UO-led study helps guide physical therapy after injuries

First published in Around the O on August 21st. Racing into rehab too aggressively after a severe ankle sprain or bone fracture may hinder the ability of blood vessels to regrow and form a healthy network of blood vessels in the affected tissue.

That’s the main message from new research that used 3D models made of a water-rich collagen gel cultured with fragments of blood vessels taken from fat. The work, done in a collaboration of scientists from the University of Oregon’s Phil and Penny Knight Campus for Accelerating Scientific Impact, Georgia Tech and three other institutions, is detailed in Science Advances.

The work by the nine-member research team revealed fundamental new insights about the effects of mechanically loading tissues trying to reestablish vascularization following injury, said study co-author Robert Guldberg, vice president and Robert and Leona DeArmond Executive Director of the Knight Campus.

Finding that sweet spot of timing and intensity of rehabilitation, he said, is challenging.

“If you get the loading right, you stimulate increased growth,” Guldberg said. “If you get it wrong, however, you can completely inhibit the vessels from branching and growing. Our research has reached a point where we can begin to make suggestions. Our message to physical therapists and clinicians is to not be overly aggressive early on.”

Mechanical loading refers to physical stress, such as exercise or physical therapy.

The regrowth of a vascular network is key to successful tissue regeneration following injuries or surgical procedures like spine fusion. Blood vessels deliver oxygen and nutrients and remove waste products from tissue. If the process is cut short, fibrosis can set in, resulting in scarring, chronic pain and an incomplete return to full strength.

The 3D models, which used fat from rats cultured into a hydrogel, allowed testing of mechanical loading effects on vascular growth, a multistaged process called angiogenesis, in a controlled setting. The models were fitted into two differently sized platens, or framing structures, to study the impacts of compression and shear at different times and intensities.

By introducing molecular inhibitors to cell-signaling pathways, the team identified specific biological mechanisms regulating the effects of early or late loading times at low, medium and high levels of deformation applied to vascular networks forming in the gels.

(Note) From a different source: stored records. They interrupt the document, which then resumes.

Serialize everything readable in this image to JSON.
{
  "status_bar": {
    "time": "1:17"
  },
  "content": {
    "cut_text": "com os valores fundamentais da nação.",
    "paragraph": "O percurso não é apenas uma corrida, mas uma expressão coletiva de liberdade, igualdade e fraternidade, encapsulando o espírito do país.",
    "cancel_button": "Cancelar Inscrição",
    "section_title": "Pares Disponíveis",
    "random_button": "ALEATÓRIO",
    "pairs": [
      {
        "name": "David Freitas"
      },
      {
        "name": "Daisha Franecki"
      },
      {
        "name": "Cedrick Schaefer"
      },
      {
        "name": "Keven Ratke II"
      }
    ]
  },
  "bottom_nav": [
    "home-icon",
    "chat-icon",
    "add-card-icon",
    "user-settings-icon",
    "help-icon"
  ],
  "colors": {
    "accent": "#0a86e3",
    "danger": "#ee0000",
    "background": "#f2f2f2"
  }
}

The resulting data, the researchers wrote, demonstrated that delayed loading led to longer, more extensively branched microvascular networks than early loading over a wide range of strain magnitudes. High deformations applied early stopped vascular branching and growth.

Exactly how the optimal timing seen in the study translates into actual human treatments will require additional study. Next up, Guldberg said, is experimenting with models drawn from human tissue “to build a vascular avatar of the patient to model how repairs progress.”

Another team, which includes Guldberg, detailed the creation of modular microcages that could be used as size-adjustable implantable scaffolds for tissue engineering, especially in cases of large tissue defects or injuries. That work appeared online July 23 in Advanced Materials.

Eventually, Guldberg said, strategies could emerge from this ongoing research to help guide individualized treatment plans for patients whose recovery programs may vary widely based on their injuries. There may be ways, he added, to develop therapeutic drug treatments in combination with time-varying exercise plans to accelerate tissue regeneration and patient recovery.

“Our work is really about guiding physical therapists and clinicians to be able to optimize their treatments of patients after serious injuries to accelerate a patient’s return to being functional and improve their long-term ability to regenerate their vascular tissue health,” Guldberg said.

The research also may help guide rehabilitative strategies, such as walking, running, jumping rope or lifting weights, following spine fusion, tendon and bone-repair surgeries where vascular networking needs to be rebuilt, he added.

“A continuing challenge, however, is measuring real-time mechanical data in patients,” he said.

Guldberg is addressing how to do just that in a partnership with fellow Knight Campus scientist Keat Ghee Ong, who joined the UO last summer. With help from UO’s Innovation Partnership Services, they have launched the Eugene-based Penderia Technologies Inc.

The company is developing orthopedic sensors based on Ghee Ong’s research in radio frequency identification technology. Using tiny devices implanted in suture anchors, screws or buttons used for surgical repairs, doctors or therapists could monitor an individual’s progress and chart a specific recovery exercise plan.

The National Institutes of Health (grant AR069297) and U.S. Department of Veterans Affairs (RX001985) supported the research.

Five co-authors, including lead authors Marissa Ruehle and E.A. Eastburn, of the Science Advances study are at Georgia Tech, where Guldberg had worked before joining the UO’s Knight Campus in August 2018. Other contributors are at the Atlanta VA Center in Decatur, Georgia, University of Utah and University of Pennsylvania.